Предполагается, что я подчинюсь, не задавая вопросов.
Но я не стану.
Я не могу.
Несмотря на то, как сильно часть меня хотела залатать зияющую пропасть в моей семье, я не могу вернуться в Маршал Крик. Не могу вернуться в двухэтажный кирпичный дом, где выросла. Не могу пройти мимо запертой двери, которая никогда снова не откроется.
Ни в коем случае.
— Я не могу этого сделать, — сказала я тихо, уже приготовившись к скандалу.
— Ты не можешь этого сделать? — зло переспросила мама.
Я покачала головой, хотя мама не могла видеть меня.
— Ты говоришь мне, что не вернешься домой ради поминок о твоей малышке сестре? Ты не можешь выделить пару дней из своей жизни, чтобы почтить память своей сестры? Ты, из всех людей, должна понимать, как это важно. Ты должна это своей сестре! Голос мамы надломился, когда он перерос в пронзительный визг.
Я закрыла глаза и попыталась не дать ненависти овладеть мной. Ненависти к моей матери, которая никогда не позволит мне забыть, как я не уберегла Джейми. Ненависти к наркотикам, которые забрали мою сестру раньше времени. Ненависти к дебильному придурку, который дал их ей.
И, прежде всего ненависти к себе.
Эта ненависть яростно тлела в моем животе. Она всегда была здесь. Никогда не уходила. И мама знала, как разжечь ее и превратить в полномасштабный лесной пожар.

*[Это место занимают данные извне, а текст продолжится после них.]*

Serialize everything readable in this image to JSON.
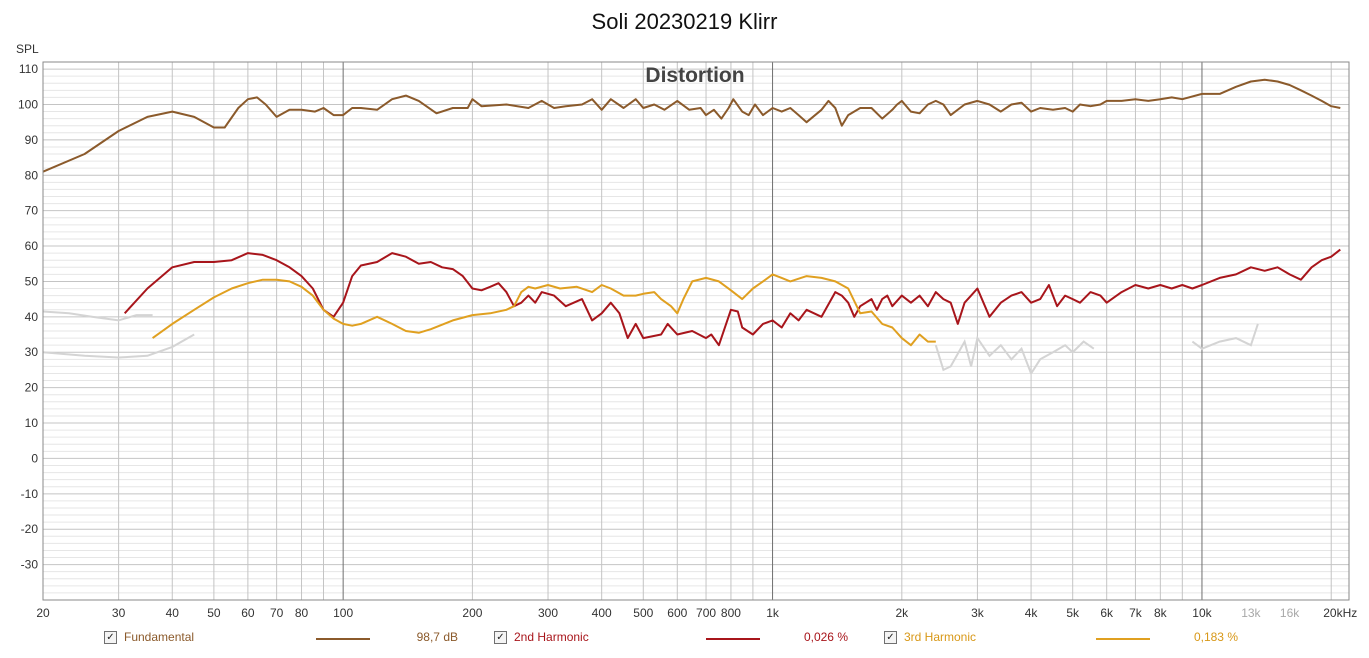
{
  "chart_data": {
    "type": "line",
    "title": "Soli 20230219 Klirr",
    "subtitle": "Distortion",
    "ylabel": "SPL",
    "ylim": [
      -40,
      112
    ],
    "xlim": [
      20,
      22000
    ],
    "xscale": "log",
    "grid": true,
    "legend_position": "bottom",
    "y_ticks": [
      "110",
      "100",
      "90",
      "80",
      "70",
      "60",
      "50",
      "40",
      "30",
      "20",
      "10",
      "0",
      "-10",
      "-20",
      "-30"
    ],
    "x_ticks": [
      {
        "v": 20,
        "label": "20"
      },
      {
        "v": 30,
        "label": "30"
      },
      {
        "v": 40,
        "label": "40"
      },
      {
        "v": 50,
        "label": "50"
      },
      {
        "v": 60,
        "label": "60"
      },
      {
        "v": 70,
        "label": "70"
      },
      {
        "v": 80,
        "label": "80"
      },
      {
        "v": 100,
        "label": "100"
      },
      {
        "v": 200,
        "label": "200"
      },
      {
        "v": 300,
        "label": "300"
      },
      {
        "v": 400,
        "label": "400"
      },
      {
        "v": 500,
        "label": "500"
      },
      {
        "v": 600,
        "label": "600"
      },
      {
        "v": 700,
        "label": "700"
      },
      {
        "v": 800,
        "label": "800"
      },
      {
        "v": 1000,
        "label": "1k"
      },
      {
        "v": 2000,
        "label": "2k"
      },
      {
        "v": 3000,
        "label": "3k"
      },
      {
        "v": 4000,
        "label": "4k"
      },
      {
        "v": 5000,
        "label": "5k"
      },
      {
        "v": 6000,
        "label": "6k"
      },
      {
        "v": 7000,
        "label": "7k"
      },
      {
        "v": 8000,
        "label": "8k"
      },
      {
        "v": 10000,
        "label": "10k"
      },
      {
        "v": 13000,
        "label": "13k",
        "faint": true
      },
      {
        "v": 16000,
        "label": "16k",
        "faint": true
      },
      {
        "v": 20000,
        "label": "20kHz"
      }
    ],
    "series": [
      {
        "name": "Fundamental",
        "legend_value": "98,7 dB",
        "color": "#8b5a2b",
        "points": [
          [
            20,
            81
          ],
          [
            25,
            86
          ],
          [
            30,
            92.5
          ],
          [
            35,
            96.5
          ],
          [
            40,
            98
          ],
          [
            45,
            96.5
          ],
          [
            50,
            93.5
          ],
          [
            53,
            93.5
          ],
          [
            57,
            99
          ],
          [
            60,
            101.5
          ],
          [
            63,
            102
          ],
          [
            66,
            100
          ],
          [
            70,
            96.5
          ],
          [
            75,
            98.5
          ],
          [
            80,
            98.5
          ],
          [
            86,
            98
          ],
          [
            90,
            99
          ],
          [
            95,
            97
          ],
          [
            100,
            97
          ],
          [
            105,
            99
          ],
          [
            110,
            99
          ],
          [
            120,
            98.5
          ],
          [
            130,
            101.5
          ],
          [
            140,
            102.5
          ],
          [
            150,
            101
          ],
          [
            165,
            97.5
          ],
          [
            180,
            99
          ],
          [
            195,
            99
          ],
          [
            200,
            101.5
          ],
          [
            210,
            99.5
          ],
          [
            240,
            100
          ],
          [
            270,
            99
          ],
          [
            290,
            101
          ],
          [
            310,
            99
          ],
          [
            330,
            99.5
          ],
          [
            360,
            100
          ],
          [
            380,
            101.5
          ],
          [
            400,
            98.5
          ],
          [
            420,
            101.5
          ],
          [
            450,
            99
          ],
          [
            480,
            101.5
          ],
          [
            500,
            99
          ],
          [
            530,
            100
          ],
          [
            560,
            98.5
          ],
          [
            600,
            101
          ],
          [
            640,
            98.5
          ],
          [
            680,
            99
          ],
          [
            700,
            97
          ],
          [
            730,
            98.5
          ],
          [
            760,
            96
          ],
          [
            790,
            99
          ],
          [
            810,
            101.5
          ],
          [
            850,
            98
          ],
          [
            880,
            97
          ],
          [
            910,
            100
          ],
          [
            950,
            97
          ],
          [
            1000,
            99
          ],
          [
            1050,
            98
          ],
          [
            1100,
            99
          ],
          [
            1150,
            97
          ],
          [
            1200,
            95
          ],
          [
            1300,
            98.5
          ],
          [
            1350,
            101
          ],
          [
            1400,
            99
          ],
          [
            1450,
            94
          ],
          [
            1500,
            97
          ],
          [
            1600,
            99
          ],
          [
            1700,
            99
          ],
          [
            1800,
            96
          ],
          [
            1900,
            98.5
          ],
          [
            1950,
            100
          ],
          [
            2000,
            101
          ],
          [
            2100,
            98
          ],
          [
            2200,
            97.5
          ],
          [
            2300,
            100
          ],
          [
            2400,
            101
          ],
          [
            2500,
            100
          ],
          [
            2600,
            97
          ],
          [
            2800,
            100
          ],
          [
            3000,
            101
          ],
          [
            3200,
            100
          ],
          [
            3400,
            98
          ],
          [
            3600,
            100
          ],
          [
            3800,
            100.5
          ],
          [
            4000,
            98
          ],
          [
            4200,
            99
          ],
          [
            4500,
            98.5
          ],
          [
            4800,
            99
          ],
          [
            5000,
            98
          ],
          [
            5200,
            100
          ],
          [
            5500,
            99.5
          ],
          [
            5800,
            100
          ],
          [
            6000,
            101
          ],
          [
            6500,
            101
          ],
          [
            7000,
            101.5
          ],
          [
            7500,
            101
          ],
          [
            8000,
            101.5
          ],
          [
            8500,
            102
          ],
          [
            9000,
            101.5
          ],
          [
            10000,
            103
          ],
          [
            11000,
            103
          ],
          [
            12000,
            105
          ],
          [
            13000,
            106.5
          ],
          [
            14000,
            107
          ],
          [
            15000,
            106.5
          ],
          [
            16000,
            105.5
          ],
          [
            17000,
            104
          ],
          [
            18000,
            102.5
          ],
          [
            19000,
            101
          ],
          [
            20000,
            99.5
          ],
          [
            21000,
            99
          ]
        ]
      },
      {
        "name": "2nd Harmonic",
        "legend_value": "0,026 %",
        "color": "#a8151b",
        "points": [
          [
            31,
            41
          ],
          [
            35,
            48
          ],
          [
            40,
            54
          ],
          [
            45,
            55.5
          ],
          [
            50,
            55.5
          ],
          [
            55,
            56
          ],
          [
            60,
            58
          ],
          [
            65,
            57.5
          ],
          [
            70,
            56
          ],
          [
            75,
            54
          ],
          [
            80,
            51.5
          ],
          [
            85,
            48
          ],
          [
            90,
            42
          ],
          [
            95,
            40
          ],
          [
            100,
            44
          ],
          [
            105,
            51.5
          ],
          [
            110,
            54.5
          ],
          [
            120,
            55.5
          ],
          [
            130,
            58
          ],
          [
            140,
            57
          ],
          [
            150,
            55
          ],
          [
            160,
            55.5
          ],
          [
            170,
            54
          ],
          [
            180,
            53.5
          ],
          [
            190,
            51.5
          ],
          [
            200,
            48
          ],
          [
            210,
            47.5
          ],
          [
            220,
            48.5
          ],
          [
            230,
            49.5
          ],
          [
            240,
            47
          ],
          [
            250,
            43
          ],
          [
            260,
            44
          ],
          [
            270,
            46
          ],
          [
            280,
            44
          ],
          [
            290,
            47
          ],
          [
            310,
            46
          ],
          [
            330,
            43
          ],
          [
            360,
            45
          ],
          [
            380,
            39
          ],
          [
            400,
            41
          ],
          [
            420,
            44
          ],
          [
            440,
            41
          ],
          [
            460,
            34
          ],
          [
            480,
            38
          ],
          [
            500,
            34
          ],
          [
            550,
            35
          ],
          [
            570,
            38
          ],
          [
            600,
            35
          ],
          [
            650,
            36
          ],
          [
            700,
            34
          ],
          [
            720,
            35
          ],
          [
            750,
            32
          ],
          [
            800,
            42
          ],
          [
            830,
            41.5
          ],
          [
            850,
            37
          ],
          [
            900,
            35
          ],
          [
            950,
            38
          ],
          [
            1000,
            39
          ],
          [
            1050,
            37
          ],
          [
            1100,
            41
          ],
          [
            1150,
            39
          ],
          [
            1200,
            42
          ],
          [
            1300,
            40
          ],
          [
            1400,
            47
          ],
          [
            1450,
            46
          ],
          [
            1500,
            44
          ],
          [
            1550,
            40
          ],
          [
            1600,
            43
          ],
          [
            1700,
            45
          ],
          [
            1750,
            42
          ],
          [
            1800,
            45
          ],
          [
            1850,
            46
          ],
          [
            1900,
            43
          ],
          [
            2000,
            46
          ],
          [
            2100,
            44
          ],
          [
            2200,
            46
          ],
          [
            2300,
            43
          ],
          [
            2400,
            47
          ],
          [
            2500,
            45
          ],
          [
            2600,
            44
          ],
          [
            2700,
            38
          ],
          [
            2800,
            44
          ],
          [
            2900,
            46
          ],
          [
            3000,
            48
          ],
          [
            3200,
            40
          ],
          [
            3400,
            44
          ],
          [
            3600,
            46
          ],
          [
            3800,
            47
          ],
          [
            4000,
            44
          ],
          [
            4200,
            45
          ],
          [
            4400,
            49
          ],
          [
            4600,
            43
          ],
          [
            4800,
            46
          ],
          [
            5000,
            45
          ],
          [
            5200,
            44
          ],
          [
            5500,
            47
          ],
          [
            5800,
            46
          ],
          [
            6000,
            44
          ],
          [
            6500,
            47
          ],
          [
            7000,
            49
          ],
          [
            7500,
            48
          ],
          [
            8000,
            49
          ],
          [
            8500,
            48
          ],
          [
            9000,
            49
          ],
          [
            9500,
            48
          ],
          [
            10000,
            49
          ],
          [
            11000,
            51
          ],
          [
            12000,
            52
          ],
          [
            13000,
            54
          ],
          [
            14000,
            53
          ],
          [
            15000,
            54
          ],
          [
            16000,
            52
          ],
          [
            17000,
            50.5
          ],
          [
            18000,
            54
          ],
          [
            19000,
            56
          ],
          [
            20000,
            57
          ],
          [
            21000,
            59
          ]
        ]
      },
      {
        "name": "3rd Harmonic",
        "legend_value": "0,183 %",
        "color": "#e0a020",
        "points": [
          [
            36,
            34
          ],
          [
            40,
            38
          ],
          [
            45,
            42
          ],
          [
            50,
            45.5
          ],
          [
            55,
            48
          ],
          [
            60,
            49.5
          ],
          [
            65,
            50.5
          ],
          [
            70,
            50.5
          ],
          [
            75,
            50
          ],
          [
            80,
            48.5
          ],
          [
            85,
            46
          ],
          [
            90,
            42
          ],
          [
            95,
            39.5
          ],
          [
            100,
            38
          ],
          [
            105,
            37.5
          ],
          [
            110,
            38
          ],
          [
            120,
            40
          ],
          [
            130,
            38
          ],
          [
            140,
            36
          ],
          [
            150,
            35.5
          ],
          [
            160,
            36.5
          ],
          [
            180,
            39
          ],
          [
            200,
            40.5
          ],
          [
            220,
            41
          ],
          [
            240,
            42
          ],
          [
            250,
            43
          ],
          [
            260,
            47
          ],
          [
            270,
            48.5
          ],
          [
            280,
            48
          ],
          [
            300,
            49
          ],
          [
            320,
            48
          ],
          [
            350,
            48.5
          ],
          [
            380,
            47
          ],
          [
            400,
            49
          ],
          [
            420,
            48
          ],
          [
            450,
            46
          ],
          [
            480,
            46
          ],
          [
            500,
            46.5
          ],
          [
            530,
            47
          ],
          [
            550,
            45
          ],
          [
            580,
            43
          ],
          [
            600,
            41
          ],
          [
            620,
            45
          ],
          [
            650,
            50
          ],
          [
            700,
            51
          ],
          [
            750,
            50
          ],
          [
            800,
            47.5
          ],
          [
            850,
            45
          ],
          [
            900,
            48
          ],
          [
            950,
            50
          ],
          [
            1000,
            52
          ],
          [
            1050,
            51
          ],
          [
            1100,
            50
          ],
          [
            1200,
            51.5
          ],
          [
            1300,
            51
          ],
          [
            1400,
            50
          ],
          [
            1500,
            48
          ],
          [
            1600,
            41
          ],
          [
            1700,
            41.5
          ],
          [
            1800,
            38
          ],
          [
            1900,
            37
          ],
          [
            2000,
            34
          ],
          [
            2100,
            32
          ],
          [
            2200,
            35
          ],
          [
            2300,
            33
          ],
          [
            2400,
            33
          ]
        ]
      }
    ]
  },
  "legend": [
    {
      "name": "Fundamental",
      "value": "98,7 dB"
    },
    {
      "name": "2nd Harmonic",
      "value": "0,026 %"
    },
    {
      "name": "3rd Harmonic",
      "value": "0,183 %"
    }
  ]
}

— Мне пора идти, мам, — сказала я, не пытаясь ни объясниться перед ней, ни сказать ей, что возвращение в Маршал Крик было бы сродни снятию повязки с раны, которая только начала заживать. В этом нет смысла. Мама не стала бы слушать.
Может быть, я и была эгоисткой. Может быть, я должна была заставить себя поехать домой. Но я просто знала, что это не закончится так, как этого хотелось бы мне. Я не смогу поехать туда и почтить память Джейми так, как она того заслуживает. Потому что эти поминки по моим родителям и их отказу отпустить сущность человека, которым моя сестра не являлась.
— Не могу поверить, что ты настолько эгоистична, Бри, — выплюнула мама. Механический щелчок подсказал мне, что она завершила вызов
Я бросила телефон на кофейный столик, собрала свои учебники и записи, и засунула их в рюкзак.
— Что это только что было, Обри? — обеспокоенно спросил Брукс.
— Ничего, — сухо ответила я, хватая пригоршню карандашей и маркеров, и затем бросила их в сумку.
Брукс схватил меня за запястье, успокаивая меня.
— Не похоже на ничего. Ты выглядишь так, будто собираешься пойти и сброситься с моста. Какого хрена это было? — спросил он решительно.
Я невесело рассмеялась.
— Тише, Брукс, будем надеяться, тебе никогда не будет нужды отговаривать меня прыгать с уступа. Твои методы де-эскалации суицида — отстой.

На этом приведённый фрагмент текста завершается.